WASHINGTON-US-led strikes allegedly targeting Takfiri Daesh terrorist group in Syria and Iraq have led to the deaths of at least 362 civilians since 2014, the Pentagon says, according to Press TV.
In a statement released on Sunday, the Pentagon said the strikes had resulted in the loss of civilian life in the two countries.
Air Wars, which monitors civilian deaths from international airstrikes in the region, has estimated that more than 3,000 civilians have been killed in Iraq and Syria in the same period.
The Combined Joint Task Force said in its monthly assessment of civilian casualties that it was still assessing 42 reports of civilian deaths in the two countries.
The force added that 45 civilians had been killed between November 2016 and March 2017.
It has also reported 80 civilian deaths from August 2014 to the present that had not previously been announced.
The military’s official tally is far below those provided by other groups.

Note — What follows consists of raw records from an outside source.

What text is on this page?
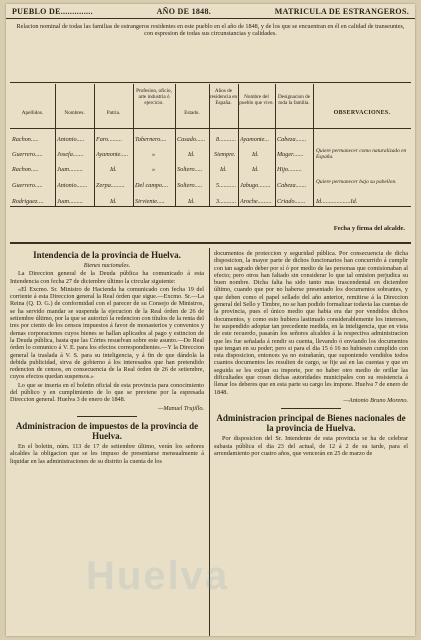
PUEBLO DE..............	AÑO DE 1848.	MATRICULA DE ESTRANGEROS.
Relacion nominal de todas las familias de estrangeros residentes en este pueblo en el año de 1848, y de los que se encuentran en él en calidad de transeuntes, con espresion de todas sus circunstancias y calidades.
Apellidos.	Nombres.	Patria.
Profesion, oficio, arte industria ó ejercicio.
Estado.
Años de residencia en España.
Nombre del pueblo que vive.
Designacion de toda la familia.
OBSERVACIONES.
Rachon.....	Antonio..... Faro......... Tabernero.... Casado...... 8........... Ayamonte... Cabeza.......
Guerrero..... Josefa....... Ayamonte.....	»	Id.	Siempre.	Id.	Muger....... Quiere permanecer como naturalizado en España.
Rachon.....	Juan.........	Id.	»	Soltero.....	Id.	Id.	Hijo.........
Guerrero..... Antonio....... Zerpa......... Del campo.... Soltero..... 5........... Jabugo........ Cabeza....... Quiere permanecer bajo su pabellon.
Rodriguez.... Juan.........	Id.	Sirviente.....	Id.	3........... Aroche......... Criado....... Id...................Id.
Fecha y firma del alcalde.
Intendencia de la provincia de Huelva.
Bienes nacionales.
La Direccion general de la Deuda pública ha comunicado á esta Intendencia con fecha 27 de diciembre último la circular siguiente:
«El Excmo. Sr. Ministro de Hacienda ha comunicado con fecha 19 del corriente á esta Direccion general la Real órden que sigue.—Excmo. Sr.—La Reina (Q. D. G.) de conformidad con el parecer de su Consejo de Ministros, se ha servido mandar se suspenda la ejecucion de la Real órden de 26 de setiembre último, por la que se autorizó la redencion con títulos de la renta del tres por ciento de los censos impuestos á favor de monasterios y conventos y demas corporaciones cuyos bienes se hallan aplicados al pago y estincion de la Deuda pública, hasta que las Córtes resuelvan sobre este asunto.—De Real órden lo comunico á V. E. para los efectos correspondientes.—Y la Direccion general la traslada á V. S. para su inteligencia, y á fin de que dándola la debida publicidad, sirva de gobierno á los interesados que han pretendido redencion de censos, en consecuencia de la Real órden de 26 de setiembre, cuyos efectos quedan suspensos.»
Lo que se inserta en el boletin oficial de esta provincia para conocimiento del público y en cumplimiento de lo que se previene por la espresada Direccion general. Huelva 3 de enero de 1848.
—Manuel Trujillo.
Administracion de impuestos de la provincia de Huelva.
En el boletin, núm. 113 de 17 de setiembre último, verán los señores alcaldes la obligacion que se les impuso de presentarse mensualmente á liquidar en las administraciones de su distrito la cuenta de los
documentos de proteccion y seguridad pública. Por consecuencia de dicha disposicion, la mayor parte de dichos funcionarios han concurrido á cumplir con tan sagrado deber por sí ó por medio de las personas que comisionaban al efecto; pero otros han faltado sin considerar lo que tal omision perjudica su buen nombre. Dicha falta ha sido tanto mas trascendental en diciembre último, cuando que por no haberse presentado los documentos sobrantes, y que deben como el papel sellado del año anterior, remitirse á la Direccion general del Sello y Timbre, no se han podido formalizar todavia las cuentas de la provincia, pues el único medio que habia era dar por vendidos dichos documentos, y como esto hubiera lastimado considerablemente los intereses, he suspendido adoptar tan precedente medida, en la inteligencia, que en vista de este recuerdo, pasarán los señores alcaldes á la respectiva administracion que les fue señalada á rendir su cuenta, llevando ó enviando los documentos que tengan en su poder; pero si para el dia 15 ó 16 no hubiesen cumplido con esta disposicion, entonces ya no estrañarán, que suponiendo vendidos todos cuantos documentos les resulten de cargo, se fije así en las cuentas y que en seguida se les exijan su importe, por no haber otro medio de orillar las dificultades que crean dichas autoridades municipales con su resistencia á llenar los deberes que en esta parte su cargo les impone. Huelva 7 de enero de 1848.
—Antonio Bruno Moreno.
Administracion principal de Bienes nacionales de la provincia de Huelva.
Por disposicion del Sr. Intendente de esta provincia se ha de celebrar subasta pública el dia 23 del actual, de 12 á 2 de su tarde, para el arrendamiento por cuatro años, que vencerán en 25 de marzo de
Huelva
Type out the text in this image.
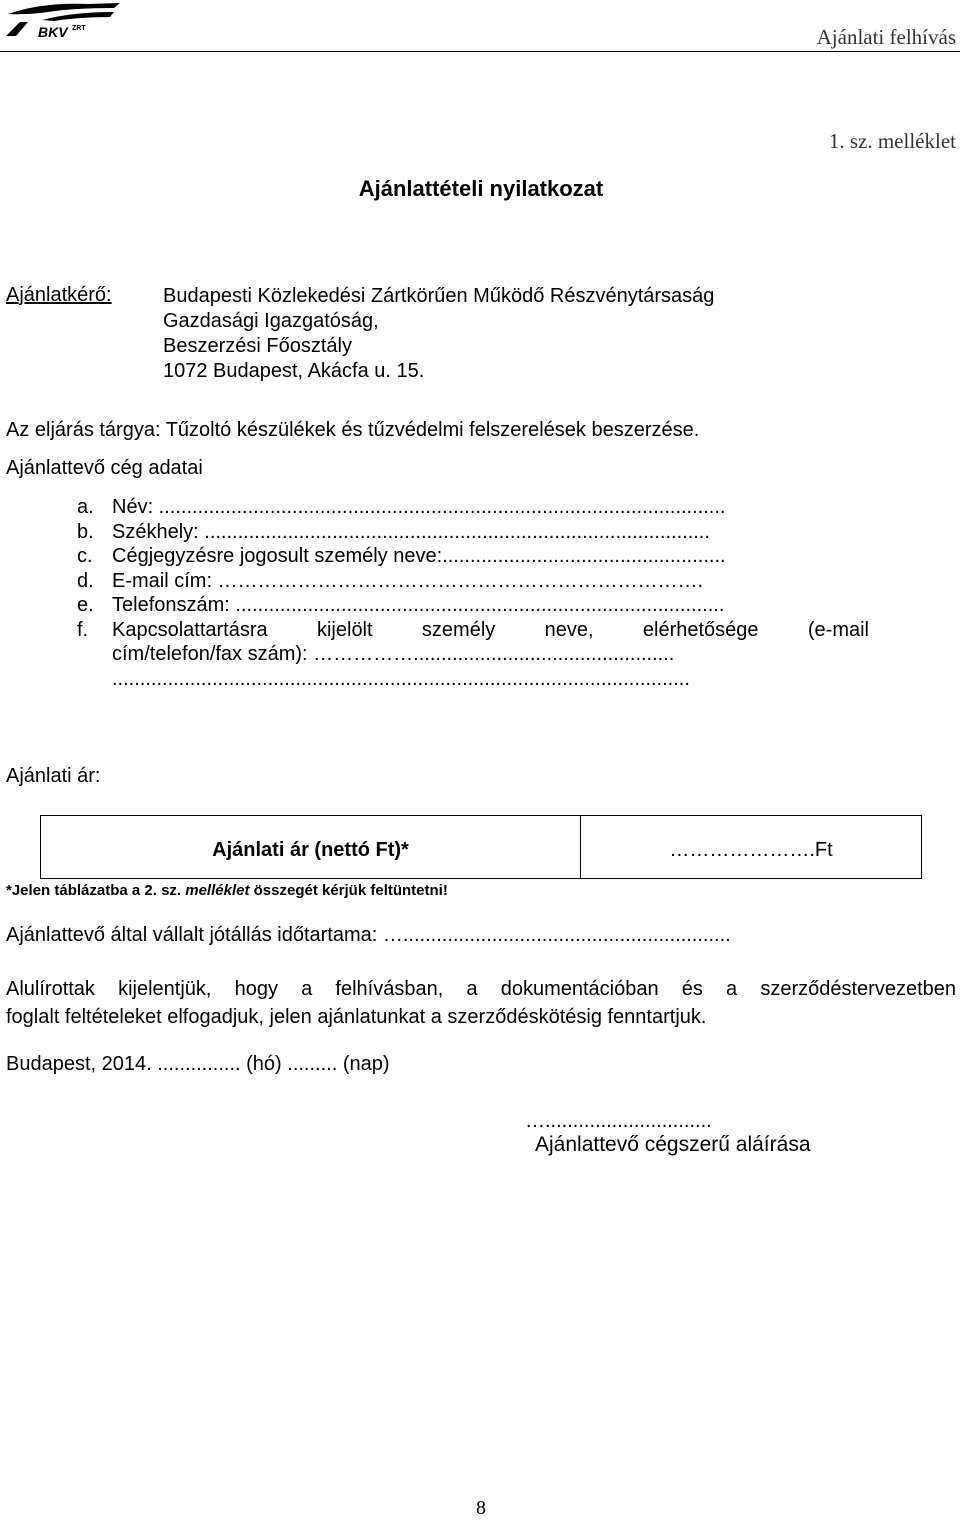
BKV ZRT	Ajánlati felhívás
1. sz. melléklet
Ajánlattételi nyilatkozat
Ajánlatkérő:	Budapesti Közlekedési Zártkörűen Működő Részvénytársaság
Gazdasági Igazgatóság,
Beszerzési Főosztály
1072 Budapest, Akácfa u. 15.
Az eljárás tárgya: Tűzoltó készülékek és tűzvédelmi felszerelések beszerzése.
Ajánlattevő cég adatai
a. Név: ......................................................................................................
b. Székhely: ...........................................................................................
c. Cégjegyzésre jogosult személy neve:...................................................
d. E-mail cím: ……………………………………………………………….
e. Telefonszám: ........................................................................................
f.	Kapcsolattartásra kijelölt személy neve, elérhetősége (e-mail
cím/telefon/fax szám): ……………...............................................
........................................................................................................
Ajánlati ár:
Ajánlati ár (nettó Ft)*	………………….Ft
*Jelen táblázatba a 2. sz. melléklet összegét kérjük feltüntetni!
Ajánlattevő által vállalt jótállás időtartama: …...........................................................
Alulírottak kijelentjük, hogy a felhívásban, a dokumentációban és a szerződéstervezetben
foglalt feltételeket elfogadjuk, jelen ajánlatunkat a szerződéskötésig fenntartjuk.
Budapest, 2014. ............... (hó) ......... (nap)
…..............................
Ajánlattevő cégszerű aláírása
8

The US Defense Department earlier said mid-September airstrikes had killed dozens of Syrian soldiers in the country’s eastern province of Dayr al-Zawr, with officials claiming later that the attacks were based on “wrong intelligence”.
On December 9, 2016, at least 90 Iraqi soldiers were killed when US Air Force warplanes struck their position in Mosul.
The United States launched what it called a campaign of airstrikes against Daesh in August 2014 after the terrorist group overran Mosul and parts of Iraq’s north and west.
The US-led coalition has been conducting airstrikes against what are said to be the positions of Daesh terrorists inside Syria since September 2014 without any authorization from the Damascus government or a UN mandate.
The coalition has repeatedly targeted and killed civilians. It has also been largely incapable of fulfilling its declared aim of destroying Daesh.